Semakin lama terlihat pengemis semakin banyak, ada juga sejumlah anak-anak, usia mereka antara 4-12 tahun, sebagian nekat mengganduli mobil kami sambil berteriak-teriak minta uang dan makanan sembari menunjuk mulutnya. Aku merasa iba melihatnya dan tanpa sadar membuka dompet untuk memberikan beberapa lembar uang dollar. Mendadak petugas UN memperingatiku, aku pun urung memberikannya.

Kehadiranku di Kabul memenuhi undangan panitia pelatihan tentang Hak dan Kesehatan Reproduksi yang diadakan oleh Departemen Kesehatan Afghanistan dengan dukungan United Nations, lembaga Perserikatan Bangsa-Bangsa, yang selanjutnya dikelola oleh UNFPA. Peserta pelatihan adalah pimpinan agama, termasuk dari kelompok Taliban.

Pelatihan selama 8 hari itu memang dikhususkan bagi kalangan agama agar mereka mengerti tentang pentingnya hak dan kesehatan reproduksi dan kemudian diharapkan mau menjelaskan isu tersebut dalam khotbah mereka di masjid dan berbagai media dakwah lainnya. Peran pemuka agama sangat penting dalam perubahan masyarakat, khususnya bagi umat Islam.

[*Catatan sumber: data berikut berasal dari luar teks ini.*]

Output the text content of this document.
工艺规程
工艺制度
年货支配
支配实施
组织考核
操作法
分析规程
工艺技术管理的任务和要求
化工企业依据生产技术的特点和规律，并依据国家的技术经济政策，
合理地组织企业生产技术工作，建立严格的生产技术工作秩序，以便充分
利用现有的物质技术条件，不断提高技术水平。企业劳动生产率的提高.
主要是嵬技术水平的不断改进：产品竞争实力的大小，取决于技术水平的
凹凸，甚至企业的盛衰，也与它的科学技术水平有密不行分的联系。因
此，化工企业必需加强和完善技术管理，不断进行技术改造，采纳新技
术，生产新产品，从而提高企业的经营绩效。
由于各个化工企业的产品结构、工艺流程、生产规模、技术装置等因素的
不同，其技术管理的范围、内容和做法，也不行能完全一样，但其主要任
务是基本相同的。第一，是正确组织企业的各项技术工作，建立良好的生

Afghanistan adalah negara Islam sangat miskin dengan kematian ibu melahirkan paling tinggi di Asia, juga dikenal sebagai negara dengan angka kelahiran sangat tingggi. Inilah negara Islam yang tercabik-cabik oleh perang dan konflik yang tidak berkesudahan. Berita bom bunuh diri dan ledakan senjata sudah merupakan menu utama sehari-hari. Aku ingat sekali ketika chek in di hotel, hal pertama yang dijelaskan oleh resepsionis adalah letak bunker, tempat pertama yang harus dituju ketika terjadi serangan bom. Penjelasan itu membuatku merinding dan tidak bisa tidur lelap selama di berada di sana.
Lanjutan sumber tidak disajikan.